There is no satisfactory way to do that. Here we show two solutions that are
insatisfactory in different ways.
THE EASY PART
-------------
We have a C function that halves all the floats in an array, in place:
// foo.c
void foo(float *x, int n)
{
for (int i = 0; i < n; i++)
x[i] /= 2;
}
We want to use this function from python in the following way:
# test.py
import foo
x = [1,2,3,4] # or a numpy array
y = foo(x) # returns [0.5, 1.0, 1.5, 2.0]
First, we compile the C function as as an object with position-independent code
cc -shared -fPIC foo.c -o foo.so
Then we can load the shared object from python and call its functions
# foo.py
# read the shared object upon import
from ctypes import CDLL, POINTER, c_float, c_int
cfoo = CDLL("libfoo.o").foo
cfoo.argtype = [POINTER(c_float), c_int]
cfoo.restype = None
# define the python interface
def foo(x):
from numpy import ascontiguousarray, float32
from ctypes import POINTER, c_float
X = ascontiguousarray(x, dtype=float32)
P = X.ctypes.data_as(POINTER(c_float))
cfoo(P, X.size)
return X
# export the python interface as a callable module
import sys
sys.modules[__name__] = foo
THE HARD PART
-------------
As we have seen above, calling C from python is completely straightforward.

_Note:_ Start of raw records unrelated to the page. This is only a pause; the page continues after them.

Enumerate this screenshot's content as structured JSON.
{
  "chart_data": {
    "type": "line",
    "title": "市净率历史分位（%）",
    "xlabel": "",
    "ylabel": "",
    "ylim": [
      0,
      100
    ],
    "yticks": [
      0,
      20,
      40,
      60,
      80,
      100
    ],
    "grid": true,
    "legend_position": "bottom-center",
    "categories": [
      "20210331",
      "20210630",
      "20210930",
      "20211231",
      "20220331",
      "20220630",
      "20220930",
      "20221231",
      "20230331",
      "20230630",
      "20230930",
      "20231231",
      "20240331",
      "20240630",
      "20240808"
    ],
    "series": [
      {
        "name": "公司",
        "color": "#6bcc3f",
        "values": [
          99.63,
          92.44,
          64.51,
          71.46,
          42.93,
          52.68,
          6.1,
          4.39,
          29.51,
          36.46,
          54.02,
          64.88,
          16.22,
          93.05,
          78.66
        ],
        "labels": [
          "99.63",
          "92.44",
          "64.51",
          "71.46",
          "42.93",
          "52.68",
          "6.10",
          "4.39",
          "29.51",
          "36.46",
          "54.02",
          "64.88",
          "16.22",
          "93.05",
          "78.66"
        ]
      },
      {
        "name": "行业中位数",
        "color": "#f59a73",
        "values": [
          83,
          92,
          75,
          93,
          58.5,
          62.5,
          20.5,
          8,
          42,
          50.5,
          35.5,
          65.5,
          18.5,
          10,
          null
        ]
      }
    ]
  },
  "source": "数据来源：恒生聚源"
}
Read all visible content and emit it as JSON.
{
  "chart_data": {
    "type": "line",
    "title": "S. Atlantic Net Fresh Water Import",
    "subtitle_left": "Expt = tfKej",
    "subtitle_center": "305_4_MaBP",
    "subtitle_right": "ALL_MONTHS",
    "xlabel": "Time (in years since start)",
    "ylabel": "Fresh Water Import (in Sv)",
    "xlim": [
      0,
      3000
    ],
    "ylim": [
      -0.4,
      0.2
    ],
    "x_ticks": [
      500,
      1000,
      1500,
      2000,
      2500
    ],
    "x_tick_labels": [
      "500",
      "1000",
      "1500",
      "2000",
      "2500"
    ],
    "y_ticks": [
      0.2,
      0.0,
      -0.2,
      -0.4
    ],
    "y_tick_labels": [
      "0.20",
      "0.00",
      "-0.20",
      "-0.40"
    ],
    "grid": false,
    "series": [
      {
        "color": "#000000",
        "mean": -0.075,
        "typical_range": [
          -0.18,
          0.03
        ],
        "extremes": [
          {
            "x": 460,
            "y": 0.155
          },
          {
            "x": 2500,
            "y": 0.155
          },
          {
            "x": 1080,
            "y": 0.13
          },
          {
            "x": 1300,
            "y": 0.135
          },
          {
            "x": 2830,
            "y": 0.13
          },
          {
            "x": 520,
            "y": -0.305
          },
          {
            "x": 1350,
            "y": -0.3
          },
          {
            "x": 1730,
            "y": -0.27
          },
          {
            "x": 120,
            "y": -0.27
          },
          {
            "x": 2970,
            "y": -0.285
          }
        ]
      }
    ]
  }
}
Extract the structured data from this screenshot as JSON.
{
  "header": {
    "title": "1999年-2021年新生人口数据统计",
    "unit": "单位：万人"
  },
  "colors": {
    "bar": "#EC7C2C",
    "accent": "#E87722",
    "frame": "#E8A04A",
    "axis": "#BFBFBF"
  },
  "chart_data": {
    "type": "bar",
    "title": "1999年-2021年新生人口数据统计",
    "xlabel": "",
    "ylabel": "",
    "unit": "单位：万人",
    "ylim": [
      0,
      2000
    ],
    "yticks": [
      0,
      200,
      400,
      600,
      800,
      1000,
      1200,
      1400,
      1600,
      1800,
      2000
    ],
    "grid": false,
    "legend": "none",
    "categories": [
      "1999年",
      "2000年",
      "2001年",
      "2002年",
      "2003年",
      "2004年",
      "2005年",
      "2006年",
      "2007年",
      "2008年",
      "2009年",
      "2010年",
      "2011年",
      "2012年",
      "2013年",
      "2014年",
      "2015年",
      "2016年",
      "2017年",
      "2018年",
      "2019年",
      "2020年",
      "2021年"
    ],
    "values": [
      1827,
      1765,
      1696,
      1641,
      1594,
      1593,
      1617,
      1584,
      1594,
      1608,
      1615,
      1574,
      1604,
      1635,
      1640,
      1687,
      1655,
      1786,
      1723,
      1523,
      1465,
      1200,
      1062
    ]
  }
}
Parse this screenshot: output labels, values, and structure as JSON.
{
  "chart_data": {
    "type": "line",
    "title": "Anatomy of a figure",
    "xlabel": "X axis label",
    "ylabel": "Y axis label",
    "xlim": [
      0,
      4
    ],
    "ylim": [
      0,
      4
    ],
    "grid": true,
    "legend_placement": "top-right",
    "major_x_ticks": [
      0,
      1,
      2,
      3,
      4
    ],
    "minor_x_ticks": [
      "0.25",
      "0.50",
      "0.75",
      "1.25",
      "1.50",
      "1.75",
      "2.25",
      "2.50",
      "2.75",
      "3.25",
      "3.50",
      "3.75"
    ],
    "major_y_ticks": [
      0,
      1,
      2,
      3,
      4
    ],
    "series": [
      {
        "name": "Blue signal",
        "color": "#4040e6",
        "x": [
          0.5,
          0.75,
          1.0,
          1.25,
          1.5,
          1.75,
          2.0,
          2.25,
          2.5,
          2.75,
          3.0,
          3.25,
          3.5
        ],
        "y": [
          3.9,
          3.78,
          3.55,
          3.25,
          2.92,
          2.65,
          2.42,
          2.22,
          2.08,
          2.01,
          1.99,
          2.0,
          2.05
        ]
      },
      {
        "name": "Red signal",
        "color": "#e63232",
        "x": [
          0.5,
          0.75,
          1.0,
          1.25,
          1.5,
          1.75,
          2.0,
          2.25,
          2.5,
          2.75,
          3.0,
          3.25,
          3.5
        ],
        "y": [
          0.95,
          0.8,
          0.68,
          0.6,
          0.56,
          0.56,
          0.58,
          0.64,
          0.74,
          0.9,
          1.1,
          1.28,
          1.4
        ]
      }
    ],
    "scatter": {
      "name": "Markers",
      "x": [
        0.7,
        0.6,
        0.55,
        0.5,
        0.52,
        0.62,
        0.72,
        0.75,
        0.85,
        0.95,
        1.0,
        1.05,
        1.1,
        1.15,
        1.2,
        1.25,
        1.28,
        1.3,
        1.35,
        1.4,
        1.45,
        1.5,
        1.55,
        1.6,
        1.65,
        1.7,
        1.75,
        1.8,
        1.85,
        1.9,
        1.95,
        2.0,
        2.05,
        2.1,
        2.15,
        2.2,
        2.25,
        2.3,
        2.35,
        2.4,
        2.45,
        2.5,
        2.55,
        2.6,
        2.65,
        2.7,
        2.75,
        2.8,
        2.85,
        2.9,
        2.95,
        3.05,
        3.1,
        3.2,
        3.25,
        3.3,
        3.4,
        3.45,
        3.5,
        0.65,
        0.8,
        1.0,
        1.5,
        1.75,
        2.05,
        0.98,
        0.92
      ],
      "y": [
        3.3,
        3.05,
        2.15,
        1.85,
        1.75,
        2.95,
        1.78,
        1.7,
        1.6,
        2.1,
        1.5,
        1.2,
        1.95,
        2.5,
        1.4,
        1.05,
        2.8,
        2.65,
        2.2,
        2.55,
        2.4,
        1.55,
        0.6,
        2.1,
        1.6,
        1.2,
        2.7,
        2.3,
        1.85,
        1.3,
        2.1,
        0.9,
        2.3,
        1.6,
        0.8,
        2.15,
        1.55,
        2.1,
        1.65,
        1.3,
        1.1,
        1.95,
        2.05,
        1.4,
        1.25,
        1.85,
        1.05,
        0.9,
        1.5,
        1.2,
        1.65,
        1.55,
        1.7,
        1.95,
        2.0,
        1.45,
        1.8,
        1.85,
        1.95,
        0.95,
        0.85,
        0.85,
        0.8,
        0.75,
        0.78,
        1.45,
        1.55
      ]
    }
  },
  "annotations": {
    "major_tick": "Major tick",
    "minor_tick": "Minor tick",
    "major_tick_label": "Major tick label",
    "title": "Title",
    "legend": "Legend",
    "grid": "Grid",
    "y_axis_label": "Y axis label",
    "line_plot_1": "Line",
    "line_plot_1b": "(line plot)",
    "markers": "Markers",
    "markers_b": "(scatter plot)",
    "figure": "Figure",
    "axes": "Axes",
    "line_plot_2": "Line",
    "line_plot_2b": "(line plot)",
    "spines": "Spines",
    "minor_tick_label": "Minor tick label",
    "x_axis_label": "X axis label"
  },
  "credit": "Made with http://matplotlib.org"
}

Using CFFI a lot of the boilerplate can even be avoided, but this will make the
packaging slightly harder, so for now we'll stick to CTYPES.
Our goal is to package this code so that it can be installed easily with "pip
install". This is complicated, because during "pip install" the C source file
will have to be compiled in the local computer.
As of 2025, the online documentation for doing so is a bit, to say it softly,
disheartening. Either you are pointed to setuptools, but are discouraged to
use it because it is heretic legacy that will stop working real soon; or you
are pointed to write a pyproject.toml which is PEP-sanctioned, but does not
allow to use custom build instructions.
In this project we show how to do it both ways, and leave the choice to the
user. In either case, the requirements are the following
R1. The C implementation "foo.c" cannot be changed
R2. The Python interface "foo.py" cannot be changed
R3. Doing "pip install foo" must not bring any additional dependencies
R4. The compilation line must appear explicitly in the setp
WITH SETUPTOOLS
---------------
To use the common (some would say legacy) setuptools, you must write one file
setup.py that specifies the build instructions, and some minimal metadata for
the module (name, version, etc).
Then you can install it locally:
# local install from libfoo root:
pip install .
Or you can build
WITHOUT SETUPTOOLS
------------------
If you want to use the church-sanctioned modern way, you have to write two
files: a "pyproject.toml" to define the "project" (even if it's just a single
function), and a "build.py" where the custom build instructions appear, inside
callbacks with specific names expected by the system.